Hedge-Funds

Schrumpfkur für die „2+20“-Formel

von Michael Ferber / 29.09.2016

Grossinvestoren wie Pensionsfonds ziehen sich aus Hedge-Funds zurück. Die Gebühren der wenig regulierten Anlagen sind ihnen angesichts der ultraniedrigen Zinsen zu hoch.

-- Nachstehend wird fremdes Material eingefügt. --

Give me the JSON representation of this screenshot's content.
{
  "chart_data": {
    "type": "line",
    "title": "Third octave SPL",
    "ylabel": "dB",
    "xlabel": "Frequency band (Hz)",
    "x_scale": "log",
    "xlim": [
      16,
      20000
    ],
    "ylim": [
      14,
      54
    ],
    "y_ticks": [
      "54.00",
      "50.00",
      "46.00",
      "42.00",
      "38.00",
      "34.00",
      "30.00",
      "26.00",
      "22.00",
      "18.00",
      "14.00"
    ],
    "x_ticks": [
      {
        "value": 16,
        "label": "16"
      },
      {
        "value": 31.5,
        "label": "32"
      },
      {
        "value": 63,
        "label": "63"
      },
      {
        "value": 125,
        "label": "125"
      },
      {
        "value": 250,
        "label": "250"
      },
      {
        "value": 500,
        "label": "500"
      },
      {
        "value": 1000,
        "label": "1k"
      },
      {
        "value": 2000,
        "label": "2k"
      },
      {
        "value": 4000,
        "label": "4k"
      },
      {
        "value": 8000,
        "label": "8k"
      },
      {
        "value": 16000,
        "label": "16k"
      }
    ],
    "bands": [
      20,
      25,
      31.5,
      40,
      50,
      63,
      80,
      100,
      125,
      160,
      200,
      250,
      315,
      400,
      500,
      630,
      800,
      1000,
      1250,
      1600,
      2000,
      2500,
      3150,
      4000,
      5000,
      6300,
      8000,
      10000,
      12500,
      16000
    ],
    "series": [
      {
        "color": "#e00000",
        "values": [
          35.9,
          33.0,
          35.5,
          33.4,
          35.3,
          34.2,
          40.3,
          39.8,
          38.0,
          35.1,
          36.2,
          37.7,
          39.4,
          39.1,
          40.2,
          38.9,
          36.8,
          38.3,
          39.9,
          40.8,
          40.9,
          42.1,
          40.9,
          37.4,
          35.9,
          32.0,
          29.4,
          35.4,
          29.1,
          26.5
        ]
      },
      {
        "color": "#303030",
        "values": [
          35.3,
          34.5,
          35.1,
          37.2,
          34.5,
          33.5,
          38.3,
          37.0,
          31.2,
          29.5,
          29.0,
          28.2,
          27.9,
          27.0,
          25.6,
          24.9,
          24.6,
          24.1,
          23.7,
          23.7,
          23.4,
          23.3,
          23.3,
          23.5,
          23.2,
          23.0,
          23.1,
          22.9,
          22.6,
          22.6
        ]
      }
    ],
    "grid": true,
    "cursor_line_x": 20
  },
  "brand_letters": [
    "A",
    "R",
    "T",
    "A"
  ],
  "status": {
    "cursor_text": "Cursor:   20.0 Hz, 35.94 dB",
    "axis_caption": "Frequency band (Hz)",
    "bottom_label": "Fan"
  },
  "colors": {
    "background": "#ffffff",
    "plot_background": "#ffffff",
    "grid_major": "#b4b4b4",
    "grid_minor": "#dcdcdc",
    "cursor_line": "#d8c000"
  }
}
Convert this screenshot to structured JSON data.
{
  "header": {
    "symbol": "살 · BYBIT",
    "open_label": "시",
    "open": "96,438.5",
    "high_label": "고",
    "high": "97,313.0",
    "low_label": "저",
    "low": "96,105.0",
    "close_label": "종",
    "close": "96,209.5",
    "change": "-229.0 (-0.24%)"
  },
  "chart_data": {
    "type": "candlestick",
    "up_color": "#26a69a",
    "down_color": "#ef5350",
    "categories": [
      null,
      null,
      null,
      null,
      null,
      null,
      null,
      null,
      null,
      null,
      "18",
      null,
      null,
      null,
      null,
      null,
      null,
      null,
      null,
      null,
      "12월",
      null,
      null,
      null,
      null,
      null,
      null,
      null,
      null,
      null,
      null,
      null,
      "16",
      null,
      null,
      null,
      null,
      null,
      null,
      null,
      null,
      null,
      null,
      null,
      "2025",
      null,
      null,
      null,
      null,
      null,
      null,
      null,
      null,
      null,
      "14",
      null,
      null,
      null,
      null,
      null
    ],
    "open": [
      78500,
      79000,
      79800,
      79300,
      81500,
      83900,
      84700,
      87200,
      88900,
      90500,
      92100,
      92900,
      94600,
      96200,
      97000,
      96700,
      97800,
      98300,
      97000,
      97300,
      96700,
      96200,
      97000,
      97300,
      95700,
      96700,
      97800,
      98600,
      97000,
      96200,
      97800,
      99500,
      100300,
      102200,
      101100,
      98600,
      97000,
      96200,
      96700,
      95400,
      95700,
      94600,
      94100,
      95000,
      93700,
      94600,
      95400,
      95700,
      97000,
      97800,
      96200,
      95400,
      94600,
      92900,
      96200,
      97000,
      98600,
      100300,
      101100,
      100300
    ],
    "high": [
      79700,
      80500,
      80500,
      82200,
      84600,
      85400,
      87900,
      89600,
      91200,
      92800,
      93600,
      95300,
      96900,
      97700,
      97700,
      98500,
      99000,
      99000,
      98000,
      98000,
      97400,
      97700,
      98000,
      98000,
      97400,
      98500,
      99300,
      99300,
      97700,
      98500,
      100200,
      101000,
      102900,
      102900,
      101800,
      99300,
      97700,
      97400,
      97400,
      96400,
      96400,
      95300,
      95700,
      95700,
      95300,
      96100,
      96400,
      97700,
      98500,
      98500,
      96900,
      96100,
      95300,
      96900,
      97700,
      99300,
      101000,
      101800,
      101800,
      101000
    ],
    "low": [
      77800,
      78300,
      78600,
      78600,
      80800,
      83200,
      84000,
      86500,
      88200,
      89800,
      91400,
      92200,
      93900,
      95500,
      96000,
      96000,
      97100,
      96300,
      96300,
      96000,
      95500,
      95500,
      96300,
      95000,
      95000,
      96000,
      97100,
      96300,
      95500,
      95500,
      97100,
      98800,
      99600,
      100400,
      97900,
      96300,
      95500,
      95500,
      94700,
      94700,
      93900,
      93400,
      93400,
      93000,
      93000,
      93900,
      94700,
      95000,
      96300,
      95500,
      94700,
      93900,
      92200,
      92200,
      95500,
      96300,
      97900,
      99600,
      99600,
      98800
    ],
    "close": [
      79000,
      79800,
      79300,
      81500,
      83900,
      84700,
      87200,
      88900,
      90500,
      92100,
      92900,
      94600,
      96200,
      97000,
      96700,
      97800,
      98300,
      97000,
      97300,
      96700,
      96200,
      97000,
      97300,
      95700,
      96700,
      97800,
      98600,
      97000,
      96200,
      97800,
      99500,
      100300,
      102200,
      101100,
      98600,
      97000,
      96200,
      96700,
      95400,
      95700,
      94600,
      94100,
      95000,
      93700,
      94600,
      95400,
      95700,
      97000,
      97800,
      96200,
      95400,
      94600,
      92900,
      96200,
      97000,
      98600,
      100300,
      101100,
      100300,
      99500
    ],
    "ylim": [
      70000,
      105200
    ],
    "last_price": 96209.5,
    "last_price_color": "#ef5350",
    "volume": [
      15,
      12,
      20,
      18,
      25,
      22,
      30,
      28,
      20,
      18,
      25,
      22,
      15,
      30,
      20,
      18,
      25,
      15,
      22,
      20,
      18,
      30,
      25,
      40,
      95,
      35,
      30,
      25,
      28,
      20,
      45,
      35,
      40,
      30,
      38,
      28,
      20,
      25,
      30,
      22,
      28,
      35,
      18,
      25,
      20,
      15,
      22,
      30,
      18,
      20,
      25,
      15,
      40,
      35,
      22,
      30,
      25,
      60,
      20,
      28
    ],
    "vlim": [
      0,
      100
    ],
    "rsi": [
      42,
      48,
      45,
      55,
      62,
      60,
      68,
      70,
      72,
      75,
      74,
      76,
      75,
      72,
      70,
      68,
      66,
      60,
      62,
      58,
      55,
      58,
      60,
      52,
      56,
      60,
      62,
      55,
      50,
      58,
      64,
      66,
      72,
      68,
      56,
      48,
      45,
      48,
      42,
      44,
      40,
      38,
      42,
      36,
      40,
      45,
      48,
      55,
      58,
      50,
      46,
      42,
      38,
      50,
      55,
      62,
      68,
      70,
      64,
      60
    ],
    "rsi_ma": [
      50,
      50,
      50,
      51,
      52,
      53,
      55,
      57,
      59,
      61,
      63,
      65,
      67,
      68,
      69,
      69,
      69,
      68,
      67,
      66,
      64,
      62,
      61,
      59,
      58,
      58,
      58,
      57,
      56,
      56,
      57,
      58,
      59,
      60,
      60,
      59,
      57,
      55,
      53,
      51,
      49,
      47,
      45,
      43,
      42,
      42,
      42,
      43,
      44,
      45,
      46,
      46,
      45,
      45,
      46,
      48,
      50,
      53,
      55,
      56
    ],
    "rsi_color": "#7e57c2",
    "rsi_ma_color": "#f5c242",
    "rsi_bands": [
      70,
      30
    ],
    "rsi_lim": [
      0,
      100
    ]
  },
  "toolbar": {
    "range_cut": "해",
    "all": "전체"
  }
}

Es sei härter denn je, ein Hedge-Fund-Investor zu sein, hat der 84-jährige Branchen-Pionier Julian Robertson jüngst an einem Anlass des Datenanbieters Bloomberg gesagt. Robertson wurde mit seinem 1980 gegründeten Hedge-Fund Tiger Management bekannt. In der Tat haben in den vergangenen Monaten einige Grossanleger öffentlichkeitswirksam angekündigt, ihre Anlagen in Hedge-Funds zu reduzieren oder gar ganz aus ihren Anlagen in die Fonds auszusteigen. Dazu zählen Pensionsfonds in New Jersey, New York und Kalifornien, aber auch in Europa. Auf den ersten Blick erscheint dies ein Widerspruch – schliesslich liegen „alternative Anlagen“ wie Hedge-Funds, Private Equity oder Infrastruktur wegen der ultraniedrigen Zinsen ja im Trend, da die Investoren händeringend auf der Suche nach Rendite-Quellen sind. Auch als Absicherung gegen einen Crash am Aktienmarkt könnten Hedge-Funds dienen. Die Fonds sind wenig reguliert, können frei agieren und auch dann Gewinne erzielen, wenn die Kurse an den Börsen fallen.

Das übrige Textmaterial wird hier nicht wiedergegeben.